DECLARE @Ids TABLE (Id INT)
INSERT INTO @Ids SELECT Id FROM customers1 c1, customers2 c2 WHERE c1.id = c2.id AND c1.prefix = @prefix AND c2.city = @city
DELETE FROM Customers1 WHERE id IN (SELECT Id FROM @Ids)
DELETE FROM Customers2 WHERE id IN (SELECT Id FROM @Ids)
Ofcourse there are going to be table scans.. it could be optimised, but surely better than a cursor? - Anonymous
March 30, 2004
Woops. Didn't see the billion rows comment ;P - Anonymous
March 30, 2004
Hmm.. on second thoughts, I stand by the temp table solution.
How many times have you seen an application suddenly have the need to purge billions of rows on a regular basis? I've only seen a couple of databases that had a billion rows, and even then, there was serious red-tape processes involved any time you even wanted to modify a single field. Let alone delete a billion rows.
I say avoid cursors like the plague. Use the temp table. - Anonymous
March 30, 2004
The comment has been removed - Anonymous
March 30, 2004
Interesting info: 1) I was not trying to solve an objectspaces problem; similiar but not that precisely. 2) I'm assuming I cannot modify the schema of the database, create procs, or anything else so everything must be akin to a batch request. 3) thinking about what was the most general solution that would be guaranteed to work in even extreme scenarios, though I admit would not necessarily be the most performant. 4) was not targetting yukon yet; table variables are interesting though, much better than temp tables.
Thanks for the feedback - Anonymous
March 30, 2004
I've never been very good at taking people's word for it, so re: the triggers I must ask whether you also considered that views can now have INSTEAD OF triggers? - Anonymous
March 30, 2004
Again I was not considering triggers for this behavior mapping because I can not assume a particular design or priviledges to change the system at runtime.
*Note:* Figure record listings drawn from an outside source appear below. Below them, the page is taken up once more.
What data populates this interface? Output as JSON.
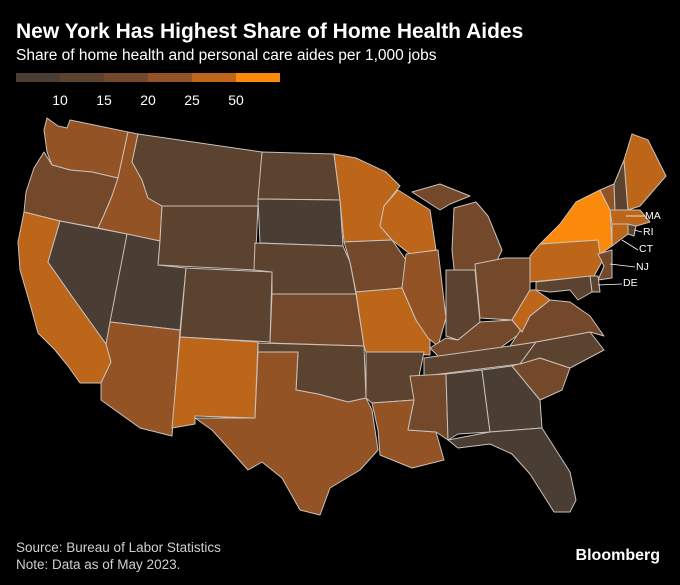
{
  "header": {
    "title": "New York Has Highest Share of Home Health Aides",
    "subtitle": "Share of home health and personal care aides per 1,000 jobs"
  },
  "legend": {
    "bins": [
      {
        "color": "#4a3d33"
      },
      {
        "color": "#5c4330"
      },
      {
        "color": "#74482a"
      },
      {
        "color": "#935325"
      },
      {
        "color": "#bd661a"
      },
      {
        "color": "#fb8a0a"
      }
    ],
    "labels": [
      "10",
      "15",
      "20",
      "25",
      "50"
    ]
  },
  "map": {
    "border_color": "#c9c0b8",
    "states": {
      "WA": "#935325",
      "OR": "#74482a",
      "CA": "#bd661a",
      "ID": "#935325",
      "NV": "#4a3d33",
      "UT": "#4a3d33",
      "AZ": "#935325",
      "MT": "#5c4330",
      "WY": "#5c4330",
      "CO": "#5c4330",
      "NM": "#bd661a",
      "ND": "#5c4330",
      "SD": "#4a3d33",
      "NE": "#5c4330",
      "KS": "#74482a",
      "OK": "#5c4330",
      "TX": "#935325",
      "MN": "#bd661a",
      "IA": "#74482a",
      "MO": "#bd661a",
      "AR": "#5c4330",
      "LA": "#935325",
      "WI": "#bd661a",
      "IL": "#935325",
      "MI": "#74482a",
      "IN": "#5c4330",
      "OH": "#74482a",
      "KY": "#74482a",
      "TN": "#5c4330",
      "MS": "#74482a",
      "AL": "#4a3d33",
      "GA": "#4a3d33",
      "FL": "#4a3d33",
      "SC": "#74482a",
      "NC": "#5c4330",
      "VA": "#74482a",
      "WV": "#bd661a",
      "PA": "#bd661a",
      "NY": "#fb8a0a",
      "VT": "#935325",
      "NH": "#5c4330",
      "ME": "#bd661a",
      "MA": "#bd661a",
      "RI": "#5c4330",
      "CT": "#bd661a",
      "NJ": "#74482a",
      "DE": "#5c4330",
      "MD": "#5c4330"
    },
    "callouts": [
      "MA",
      "RI",
      "CT",
      "NJ",
      "DE"
    ]
  },
  "footer": {
    "source": "Source: Bureau of Labor Statistics",
    "note": "Note: Data as of May 2023."
  },
  "brand": "Bloomberg"
}
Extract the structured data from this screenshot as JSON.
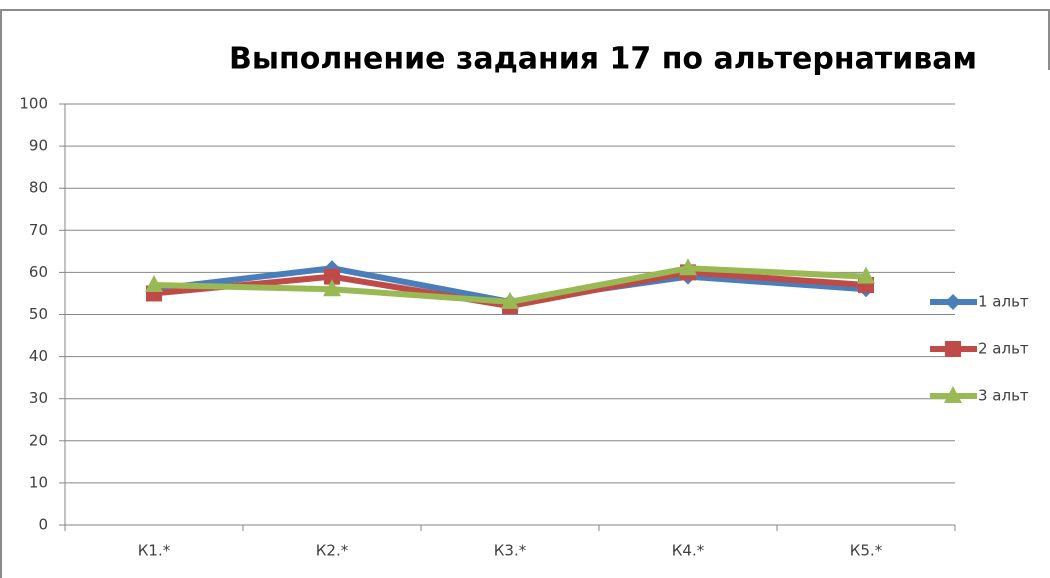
{
  "chart_data": {
    "type": "line",
    "title": "Выполнение задания 17 по альтернативам",
    "categories": [
      "К1.*",
      "К2.*",
      "К3.*",
      "К4.*",
      "К5.*"
    ],
    "series": [
      {
        "name": "1 альт",
        "color": "#4a7ebb",
        "marker": "diamond",
        "values": [
          56,
          61,
          53,
          59,
          56
        ]
      },
      {
        "name": "2 альт",
        "color": "#be4b48",
        "marker": "square",
        "values": [
          55,
          59,
          52,
          60,
          57
        ]
      },
      {
        "name": "3 альт",
        "color": "#98b954",
        "marker": "triangle",
        "values": [
          57,
          56,
          53,
          61,
          59
        ]
      }
    ],
    "ylim": [
      0,
      100
    ],
    "yticks": [
      0,
      10,
      20,
      30,
      40,
      50,
      60,
      70,
      80,
      90,
      100
    ],
    "grid": true,
    "legend": "right"
  }
}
If all were perfect, then everything would be designed into the substrate, but lacking that what tools are at my disposal to solve these things generally. - Anonymous
March 30, 2004
The comment has been removed - Anonymous
March 31, 2004
The comment has been removed - Anonymous
March 31, 2004
The comment has been removed - Anonymous
March 31, 2004
If there really is meant to be a 1-1 mapping between the two tables, and you can't have this enforced by the DB with triggers or ref integrity or whatever,
you could do something like
-- delete from one of the tables using criteria
-- that spans both tables
delete c2 from Customers1 c1, Customers2 c2 where c1.Id = c2.Id and c1.prefix = @prefix and c2.city = @city
-- clean up all orphans in the other table
delete from Customers1 where id not in
(select id from Customers2) - Anonymous
March 31, 2004
Whoa... a billion rows, eh?
Well then guess what? Sometimes cursors do work 1000% better than complex queries.
I think that TABLE variables are forced to be in-memory.
So if you do some sort of stream of results to a temp table, you have to record a billion new rows in your temp table before you even begin deleting. If you use a cursor, then there's no monster spool before the deletion can commence.
If you're really talking that large of a scale, a lot of rules change.